Potholes becoming a national disgrace, warns RSTA

The Road Surface Treatments Association (RSTA) claims that potholes have gone from being just a local problem to being a national disgrace.

Marking the fourth annual National Pothole Day, the association argues that the lack of investment in road maintenance means that it would cost £12.06 billion and take 13 years to address the backlog of potholes in England and nine years in Wales.

The RAC reported that between January and March 2017 it dealt with a 63 per cent increase in pothole-related breakdowns, while the Tax Payers’ Alliance calculated that local authorities pay out over £8 million annually in compensation claims for road-surface related vehicle damage.

Howard Robinson, RSTA chief executive, said: “Decades of government under-funding has deprived local councils from having the resources to carry out comprehensive planned maintenance.

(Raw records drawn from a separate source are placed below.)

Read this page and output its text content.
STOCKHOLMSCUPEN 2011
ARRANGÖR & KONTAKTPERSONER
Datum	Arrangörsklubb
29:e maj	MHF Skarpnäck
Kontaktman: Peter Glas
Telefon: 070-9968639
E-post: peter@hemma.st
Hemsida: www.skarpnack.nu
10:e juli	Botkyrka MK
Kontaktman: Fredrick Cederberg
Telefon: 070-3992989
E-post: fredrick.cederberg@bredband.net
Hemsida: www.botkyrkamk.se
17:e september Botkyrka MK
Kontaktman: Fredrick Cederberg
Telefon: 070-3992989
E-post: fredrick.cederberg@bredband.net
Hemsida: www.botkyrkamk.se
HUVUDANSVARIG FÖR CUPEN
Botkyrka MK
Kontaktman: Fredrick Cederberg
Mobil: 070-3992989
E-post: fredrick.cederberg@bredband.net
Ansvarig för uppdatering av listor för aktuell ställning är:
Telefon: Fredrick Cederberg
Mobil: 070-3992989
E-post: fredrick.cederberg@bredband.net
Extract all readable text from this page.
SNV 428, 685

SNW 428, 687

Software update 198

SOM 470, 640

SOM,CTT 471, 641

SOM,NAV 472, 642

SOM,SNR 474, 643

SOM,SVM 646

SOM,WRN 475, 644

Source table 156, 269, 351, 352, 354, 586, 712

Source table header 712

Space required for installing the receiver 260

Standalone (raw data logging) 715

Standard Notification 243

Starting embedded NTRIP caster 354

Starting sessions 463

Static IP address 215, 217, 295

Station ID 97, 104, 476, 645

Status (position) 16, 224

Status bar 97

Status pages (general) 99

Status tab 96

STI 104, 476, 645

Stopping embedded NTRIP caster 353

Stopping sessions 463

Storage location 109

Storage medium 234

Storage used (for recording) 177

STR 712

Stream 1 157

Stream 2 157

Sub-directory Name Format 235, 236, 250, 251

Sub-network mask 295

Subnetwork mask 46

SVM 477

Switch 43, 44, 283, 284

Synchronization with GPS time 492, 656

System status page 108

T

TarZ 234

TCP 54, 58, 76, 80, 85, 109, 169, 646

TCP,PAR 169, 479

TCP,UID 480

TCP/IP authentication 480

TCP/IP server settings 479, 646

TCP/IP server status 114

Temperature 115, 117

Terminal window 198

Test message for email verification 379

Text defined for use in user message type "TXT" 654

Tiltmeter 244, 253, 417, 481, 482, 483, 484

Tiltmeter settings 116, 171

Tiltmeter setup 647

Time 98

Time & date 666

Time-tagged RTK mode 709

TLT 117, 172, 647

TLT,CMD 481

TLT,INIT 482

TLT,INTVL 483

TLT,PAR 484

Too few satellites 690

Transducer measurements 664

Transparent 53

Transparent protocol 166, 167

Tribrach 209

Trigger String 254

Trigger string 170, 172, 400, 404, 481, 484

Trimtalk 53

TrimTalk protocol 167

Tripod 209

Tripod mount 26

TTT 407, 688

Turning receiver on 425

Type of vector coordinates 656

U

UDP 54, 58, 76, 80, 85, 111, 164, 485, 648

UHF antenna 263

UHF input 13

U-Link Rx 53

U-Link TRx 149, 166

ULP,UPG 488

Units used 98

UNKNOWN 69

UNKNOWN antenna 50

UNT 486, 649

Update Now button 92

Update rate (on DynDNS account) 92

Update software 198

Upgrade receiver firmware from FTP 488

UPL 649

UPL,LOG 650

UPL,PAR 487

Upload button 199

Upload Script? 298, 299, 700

Instead, we have inefficient patch-and-mend of a never-ending pothole plague where hard-pressed councils take one step forward and two steps back.

“The cumulative impact of the potholes in your local area has significant national social and economic consequences that government would do well to take note of. It is not just the personal cost of potholes, it is also the cost to the national economy. At a time when post-Brexit, the government wants to show that Britain is open for business the very transport system that carries 97 per cent of our traffic is well below the standard of our chief European competitors.”

Meanwhile, figures published by Jesse Norman, Parliamentary Under-Secretary at the Department of Transport, has revealed that nearly 400 cyclists have been killed or maimed over the last decade due to poorly maintained local roads. Between 2007 and 2016, there were 22 cyclist deaths attributed to a poor or defective road surface. Over the same period there were 368 reported serious injuries.